Local models, often adopted without approval, can introduce vulnerabilities into the codebase without detection. This can compromise security without leaving a trace.

2. Compliance Risk: Licensing and IP Exposure

Running models locally can violate licensing agreements and expose organizations to legal risks. The lack of oversight and traceability further complicates compliance.

3. Provenance Risk: Model Supply Chain Exposure

Local inference changes the software supply chain landscape, introducing potential security vulnerabilities. The lack of a structured approach to managing model artifacts can lead to exploitation.

Addressing the Challenge of BYOM

To mitigate the risks associated with local inference, organizations need to implement endpoint-aware controls and developer-friendly solutions:

1. Move governance down to the endpoint: Implement endpoint governance measures to detect and monitor local model usage.

2. Provide a curated model hub: Offer an internal catalog of approved models with clear documentation and usage guidelines.

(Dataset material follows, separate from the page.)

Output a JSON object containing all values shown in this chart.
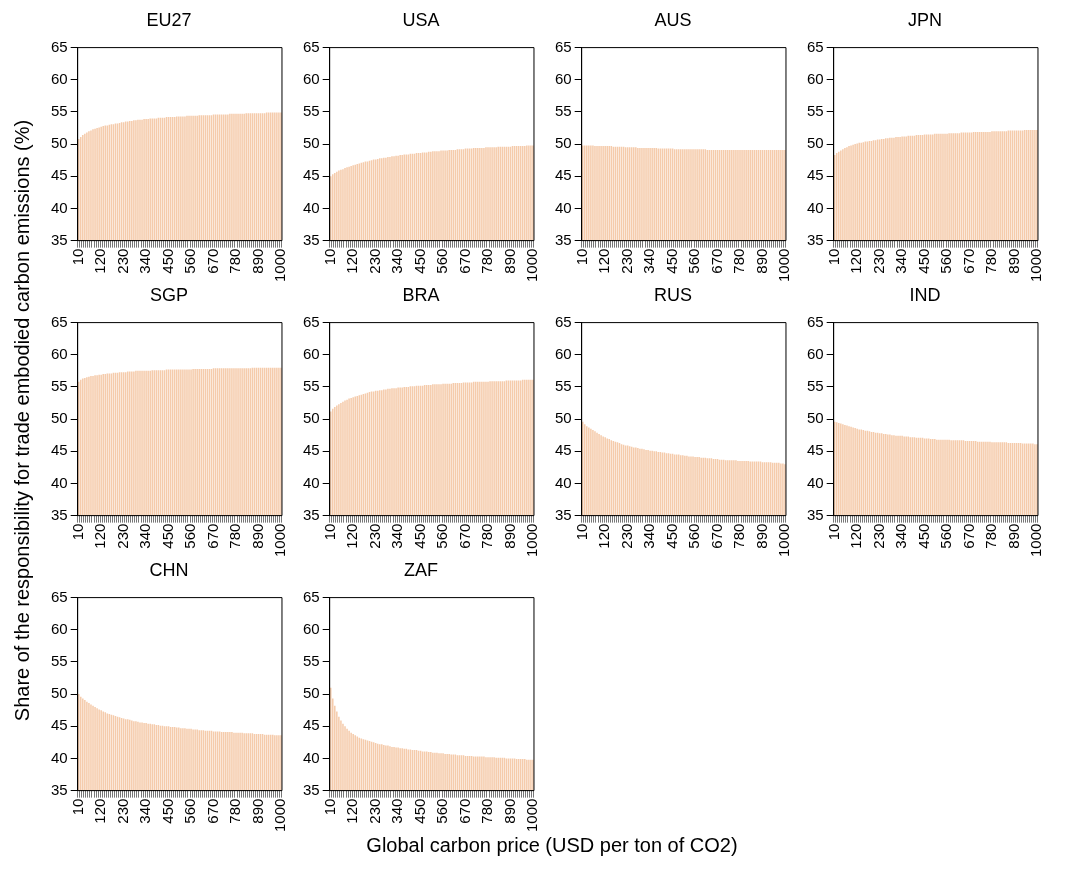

3. Update policy language: Revise policies to explicitly address local model usage and compliance requirements.

The Perimeter Shifts to the Device

Local inference is pushing a significant portion of AI activity back to the endpoint, necessitating a shift in security controls. CISOs need to be vigilant of signals indicating the movement of Shadow AI to endpoints and adapt their security strategies accordingly.

As organizations grapple with the challenges posed by local inference, a new approach to AI governance that focuses on controlling artifacts, provenance, and policy at the endpoint is essential for maintaining security without hindering productivity.

Jayachander Reddy Kandakatla is a senior MLOps engineer.